Uju Anya of Carnegie Mellon University delivers a lecture on “Language Identities in Intercultural Communication” as part of the Intercultural Leadership Program.
I think of myself as a very active listener. The part of my job I love the most is when a student walks into my office very unexpectedly and with a specific challenge. I think one of the skills that I bring is really being fully present with students in times of consequence—it’s one of the mantras I use for a higher approach to my work. I listen to what they are saying, what they’re not saying, hearing the values they espouse, and ask whether the decisions they're making with those values could grow with the vision they have for themselves. I really try to reflect back what I'm hearing in hopes that it helps them bring a different level of critical thinking to what is important to them.
It’s almost effortless to be inspired by students at Tuck, especially when you hear their stories, the sacrifices they made to be here, and what it costs both financially and socially to be in this space. This is an investment they're making not just in themselves, but for their future, for their families. I feel very fortunate to be able to have this time with them and hear their stories.
I serve as the chair on the board of directors of JAG, so there was a natural opportunity to connect the two organizations. I never would have imagined that when I moved to the Upper Valley, a Broadway-caliber theater house producing the largest number of new Black theater productions would be right in my backyard. Jarvis Green, JAG’s founder and artistic director, is creating space for Black playwrights to tell Black stories in a way that catalyzes support, compassion, and love through the lens of the African American experience. I want our students to have exposure to the brilliant art Jarvis is bringing to the Upper Valley community.
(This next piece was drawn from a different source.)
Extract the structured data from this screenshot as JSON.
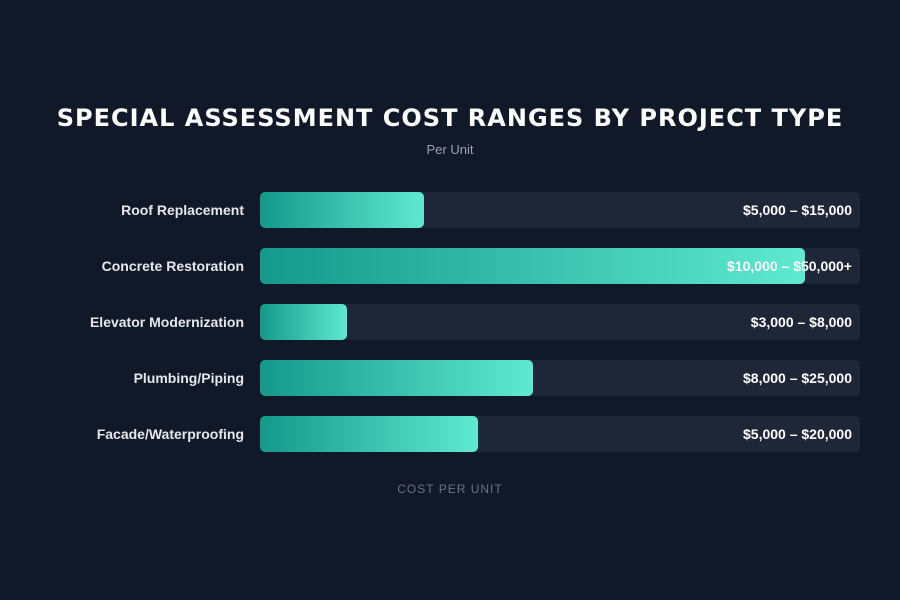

What does it mean to be a leader in a diverse work environment? What does it mean for you as a leader to create more equitable practices? What does it mean for you to foster a more inclusive environment where people really feel like they belong? I want students to reflect on these questions and focus on creating meaningful change in the future businesses they will lead.
One example of how we’ve partnered is early in the fall with the launch of JAG’s Theatre on the Hill, a series of outdoor productions held on the grounds of King Arthur Flour, which is walking distance from Tuck. We were able to hold tickets for students who could literally walk across the bridge over to KAF to witness quality theater. It’s just a beautiful learning opportunity that we should be taking advantage of and I’m excited to see how this partnership grows.
With all the great feedback I’ve received from T’21s, staff, and administration, I’m excited for the opportunity to expand the intercultural leadership program and scale it with a broader subset of students. Frankly, I think every student I’ve talked to has a real clear sense of what their personal responsibility is in creating more equitable practices. There's no real gray area here, so I'm excited about bringing this conversation to a broader swath of the community and listening to their voices as the endeavor moves forward. Beyond that, I’m excited as we continue to find more ways to connect in person. I think we've learned that Zoom is very functional, but nothing can replace that in-person connection. Finally, I’d like to challenge our students and entire community to move the conversation beyond just performative gestures to real action, real change. I think that's where I want to see our students primed for action.